A generic batch script for parallel execution of 2023.1 version of CP2K looks like this:

#SBATCH --qos=regular
#SBATCH --job-name=CP2K_job
#SBATCH --mem=200gb
#SBATCH --cpus-per-task=1
#SBATCH --nodes=1
#SBATCH --ntasks-per-node=48
#SBATCH --output=%x-%j.out
#SBATCH --error=%x-%j.err

module load CP2K/2023.1-foss-2022b

srun cp2k.popt -i input.inp

Restarting Your Calculation

CP2K provides a straightforward way to restart your calculations using a restart input file. There may be various reasons why you need to restart a CP2K calculation:

  1. Hardware Failure: In case of unexpected hardware failures or job interruptions, you can restart your calculation from the point of interruption without losing the progress made so far.

  2. Batch System Time Limit: If your calculation exceeds the allotted time, you can restart it later, continuing from the last saved checkpoint.

  3. Need for More MD Sampling: For MD simulations, you might require longer sampling times to obtain meaningful results. Restarting allows you to extend your simulation without starting from scratch.
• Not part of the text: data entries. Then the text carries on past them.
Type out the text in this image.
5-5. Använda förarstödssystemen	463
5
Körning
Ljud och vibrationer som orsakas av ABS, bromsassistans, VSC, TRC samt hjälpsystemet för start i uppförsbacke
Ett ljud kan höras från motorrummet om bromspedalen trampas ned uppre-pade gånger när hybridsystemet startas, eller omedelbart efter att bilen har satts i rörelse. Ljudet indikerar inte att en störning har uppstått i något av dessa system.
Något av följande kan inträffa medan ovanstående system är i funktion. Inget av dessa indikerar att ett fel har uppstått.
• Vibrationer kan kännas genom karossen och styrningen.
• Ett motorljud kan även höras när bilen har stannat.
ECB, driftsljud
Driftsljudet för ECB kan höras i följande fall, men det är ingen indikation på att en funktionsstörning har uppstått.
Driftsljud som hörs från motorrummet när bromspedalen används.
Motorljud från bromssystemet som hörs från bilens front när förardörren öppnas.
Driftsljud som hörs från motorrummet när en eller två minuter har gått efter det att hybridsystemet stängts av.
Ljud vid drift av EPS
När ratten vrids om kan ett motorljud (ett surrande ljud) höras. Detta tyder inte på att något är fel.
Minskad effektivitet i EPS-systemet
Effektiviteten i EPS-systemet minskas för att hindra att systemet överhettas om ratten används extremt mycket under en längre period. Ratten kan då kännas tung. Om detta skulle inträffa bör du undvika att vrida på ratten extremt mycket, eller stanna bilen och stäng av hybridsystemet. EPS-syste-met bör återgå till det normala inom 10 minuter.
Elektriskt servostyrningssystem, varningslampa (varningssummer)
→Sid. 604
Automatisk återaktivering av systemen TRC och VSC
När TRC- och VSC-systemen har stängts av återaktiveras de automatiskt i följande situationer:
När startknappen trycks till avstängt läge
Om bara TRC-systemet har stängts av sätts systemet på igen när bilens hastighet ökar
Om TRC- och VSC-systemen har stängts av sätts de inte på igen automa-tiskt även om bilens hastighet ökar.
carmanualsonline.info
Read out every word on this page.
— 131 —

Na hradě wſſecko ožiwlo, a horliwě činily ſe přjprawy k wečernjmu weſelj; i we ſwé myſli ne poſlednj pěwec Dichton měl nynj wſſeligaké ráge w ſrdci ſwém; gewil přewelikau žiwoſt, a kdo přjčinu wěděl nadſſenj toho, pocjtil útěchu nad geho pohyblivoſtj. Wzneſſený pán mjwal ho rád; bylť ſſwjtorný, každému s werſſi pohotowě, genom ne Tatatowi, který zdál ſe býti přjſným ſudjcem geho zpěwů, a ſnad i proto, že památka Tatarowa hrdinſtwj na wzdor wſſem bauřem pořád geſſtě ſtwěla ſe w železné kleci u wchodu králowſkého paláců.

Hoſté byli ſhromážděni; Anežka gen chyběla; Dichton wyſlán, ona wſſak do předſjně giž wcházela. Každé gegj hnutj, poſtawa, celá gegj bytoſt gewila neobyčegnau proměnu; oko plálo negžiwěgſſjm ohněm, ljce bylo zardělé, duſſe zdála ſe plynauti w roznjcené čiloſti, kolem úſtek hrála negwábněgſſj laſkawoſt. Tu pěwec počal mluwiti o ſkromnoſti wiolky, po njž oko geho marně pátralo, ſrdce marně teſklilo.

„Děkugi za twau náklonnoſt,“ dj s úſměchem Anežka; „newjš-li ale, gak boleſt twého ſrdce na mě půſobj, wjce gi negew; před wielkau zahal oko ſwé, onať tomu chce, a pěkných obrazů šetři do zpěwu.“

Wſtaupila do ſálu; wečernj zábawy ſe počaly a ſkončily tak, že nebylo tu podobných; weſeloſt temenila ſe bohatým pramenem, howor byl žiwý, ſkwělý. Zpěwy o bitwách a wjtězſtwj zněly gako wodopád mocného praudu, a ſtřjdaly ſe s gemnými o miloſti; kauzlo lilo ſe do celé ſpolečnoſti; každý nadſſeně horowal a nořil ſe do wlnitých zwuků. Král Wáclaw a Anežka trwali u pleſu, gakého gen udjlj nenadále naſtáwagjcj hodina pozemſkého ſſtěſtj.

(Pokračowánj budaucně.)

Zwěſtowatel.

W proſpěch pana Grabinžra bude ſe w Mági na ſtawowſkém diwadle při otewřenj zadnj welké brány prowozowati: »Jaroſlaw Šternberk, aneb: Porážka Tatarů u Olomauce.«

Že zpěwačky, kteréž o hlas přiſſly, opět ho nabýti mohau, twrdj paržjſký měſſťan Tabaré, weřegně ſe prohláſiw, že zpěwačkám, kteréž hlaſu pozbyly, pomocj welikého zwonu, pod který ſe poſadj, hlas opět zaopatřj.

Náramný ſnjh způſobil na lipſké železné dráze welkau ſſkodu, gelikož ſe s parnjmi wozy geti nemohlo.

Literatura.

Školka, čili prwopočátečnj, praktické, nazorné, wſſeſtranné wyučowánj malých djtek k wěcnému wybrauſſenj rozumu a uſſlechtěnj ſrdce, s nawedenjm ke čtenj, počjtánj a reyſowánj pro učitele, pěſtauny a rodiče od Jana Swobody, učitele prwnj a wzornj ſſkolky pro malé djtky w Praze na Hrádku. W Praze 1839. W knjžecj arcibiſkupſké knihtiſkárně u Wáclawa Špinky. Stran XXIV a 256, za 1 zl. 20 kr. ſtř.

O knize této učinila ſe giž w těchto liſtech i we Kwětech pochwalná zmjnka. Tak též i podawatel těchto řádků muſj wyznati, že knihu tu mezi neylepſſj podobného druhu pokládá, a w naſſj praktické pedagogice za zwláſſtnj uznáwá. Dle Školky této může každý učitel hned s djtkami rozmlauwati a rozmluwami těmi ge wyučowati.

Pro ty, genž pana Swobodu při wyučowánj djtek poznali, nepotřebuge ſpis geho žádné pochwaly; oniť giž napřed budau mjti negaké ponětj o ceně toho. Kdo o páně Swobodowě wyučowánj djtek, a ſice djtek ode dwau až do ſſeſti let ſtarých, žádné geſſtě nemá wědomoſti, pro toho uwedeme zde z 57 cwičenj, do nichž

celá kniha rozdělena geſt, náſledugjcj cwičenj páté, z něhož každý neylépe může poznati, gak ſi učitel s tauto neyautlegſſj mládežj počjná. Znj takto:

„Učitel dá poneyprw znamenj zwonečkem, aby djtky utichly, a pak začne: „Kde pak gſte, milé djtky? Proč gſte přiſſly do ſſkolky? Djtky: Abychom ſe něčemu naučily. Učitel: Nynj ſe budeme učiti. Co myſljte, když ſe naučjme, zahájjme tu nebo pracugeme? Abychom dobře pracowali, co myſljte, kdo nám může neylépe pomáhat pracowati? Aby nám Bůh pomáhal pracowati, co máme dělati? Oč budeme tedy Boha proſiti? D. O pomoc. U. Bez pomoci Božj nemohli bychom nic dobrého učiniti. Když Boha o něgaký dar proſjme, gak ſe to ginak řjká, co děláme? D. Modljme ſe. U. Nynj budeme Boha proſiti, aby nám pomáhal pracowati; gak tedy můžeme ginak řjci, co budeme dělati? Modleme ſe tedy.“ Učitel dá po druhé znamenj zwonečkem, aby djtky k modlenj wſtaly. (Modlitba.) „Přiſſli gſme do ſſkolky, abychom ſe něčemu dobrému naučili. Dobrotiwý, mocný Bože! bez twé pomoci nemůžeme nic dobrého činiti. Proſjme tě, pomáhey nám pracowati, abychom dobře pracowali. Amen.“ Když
To restart a CP2K run, follow these general steps. Note that these instructions might need to be adapted slightly depending on the specific type of calculation you're performing:

1. Ensure Output Files Are Intact:

Ensure you have the relevant output files from the initial run. Important files can include:

  • The restart file (.restart), which contains wavefunction information and is automatically saved during the run.
  • The coordinate file (e.g., .xyz or .pdb) which might contain the last coordinates of your atoms if you were running a dynamic simulation.

2. Modify Input File"

To restart a run, you typically need to modify your CP2K input file (*.inp) in specific sections, including:


In the &MOTION section (for molecular dynamics runs) or other relevant sections, adjust the settings related to restarting the simulation. For instance, using &MD subsection, ensure that the RESTART keyword is set to .TRUE..


The &EXT_RESTART section can be included in the &MOTION section to specify restart options.

  RESTART_FILE_NAME [Your_restart_file_name.restart]
Replace [Your_restart_file_name.restart] with the name of your restart file.


If you were running electronic structure calculations, you might need to specify the wavefunction restart file in the &SCF section using the RESTART_FILE_NAME keyword.

  RESTART_FILE_NAME [Your_wavefunction_filename.restart]
Replace [Your_wavefunction_filename.restart] with the name of your wavefunction restart file.

3. Re-run the Simulation:

Once you have modified your input file, you can re-run the CP2K simulation using the modified input file. Typically, this might look like:

cp2k.popt -i modified_input_file.inp


  • Make sure to thoroughly check your input file to ensure all paths and filenames are specified correctly.
  • Test the restart with a short run before initiating a long job to ensure everything is configured correctly.
  • Ensure that your computational resources (e.g., allocated time on the HPC platforms) are sufficient for the rest of the simulation.